O discurso deve ter durado cerca de cinco minutos. Foi entremeado de silêncios, que sempre podem ser a deixa ou uma nova pausa. Observava seu rosto, mantinha-se a tensão de que voltaria à carga. Não elevou a voz em nenhum momento, mas o sentido todo da repreensão parecia-me exceder bastante a natureza da falta.
Em certo momento, entendi que encerrara. Meus colegas estavam em silêncio, e o diretor não nomeou nenhum de nós em especial para iniciar as explicações. Certamente não percebi que seu último olhar calado, antes de nos mandar assinar o livro negro, era ainda sua tarefa de admoestação. Então comecei a falar.
A voz saiu branda, mas não fui capaz de proferir três palavras. O diretor interrompeu-me, agora sim zangado, instituindo que eu não tinha direito a réplica alguma. Ele parecia sinceramente surpreso por eu ter aberto a boca.
Fiquei paralisado pelo choque de me ver sem direito a defesa. Escutei quieto a prorrogação de impropérios que minha audácia lhe havia concedido. Os outros meninos talvez estivessem aliviados, agora à margem da repressão, sentindo-se menos culpados, menos perigosos.
A inspetora Ana Lídia, que presenciara tudo, demonstrou a meus olhos um certo remorso. Cumpriu burocraticamente a função de nos levar a assinar o temido livro negro.
Eu pensava que sentiria alguma solenidade no coração ao traçar meu nome após a famigerada lista de moleques que eu com muita justiça detestava. Pensava que sentiria uma intensa estranheza ao ser enfileirado com tantos indivíduos de fato reprováveis.

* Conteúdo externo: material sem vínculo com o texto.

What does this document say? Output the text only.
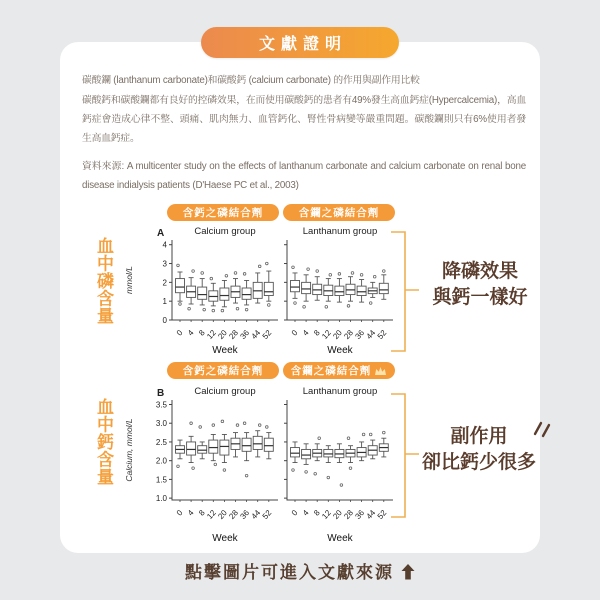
文獻證明
碳酸鑭 (lanthanum carbonate)和碳酸鈣 (calcium carbonate) 的作用與副作用比較
碳酸鈣和碳酸鑭都有良好的控磷效果，在而使用碳酸鈣的患者有49%發生高血鈣症(Hypercalcemia)，高血鈣症會造成心律不整、頭痛、肌肉無力、血管鈣化、腎性骨病變等嚴重問題。碳酸鑭則只有6%使用者發生高血鈣症。
資料來源: A multicenter study on the effects of lanthanum carbonate and calcium carbonate on renal bone disease indialysis patients (D'Haese PC et al., 2003)
血中磷含量
含鈣之磷結合劑	含鑭之磷結合劑
A
mmol/L
Calcium group
0
1
2
3
4
0 4 8
12
20
28
36
44
52
Week
Lanthanum group
0 4 8
12
20
28
36
44
52
Week
降磷效果
與鈣一樣好
血中鈣含量
含鈣之磷結合劑	含鑭之磷結合劑
B
Calcium, mmol/L
Calcium group
1.0
1.5
2.0
2.5
3.0
3.5
0 4 8
12
20
28
36
44
52
Week
Lanthanum group
0 4 8
12
20
28
36
44
52
Week
副作用
卻比鈣少很多
點擊圖片可進入文獻來源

Mas a ditadura de quartinho do nosso diretor havia esfriado minha emoção. Na hora não entendi por quê, mas sei hoje muito bem que o lado “bom” da luta, o lado dos que sentenciavam os travessos, também tinha um vício talvez mais profundo.
Inscrevi o diretor no meu livro negro, esqueci seu nome e tornei-me apaixonado pela plena liberdade de defesa.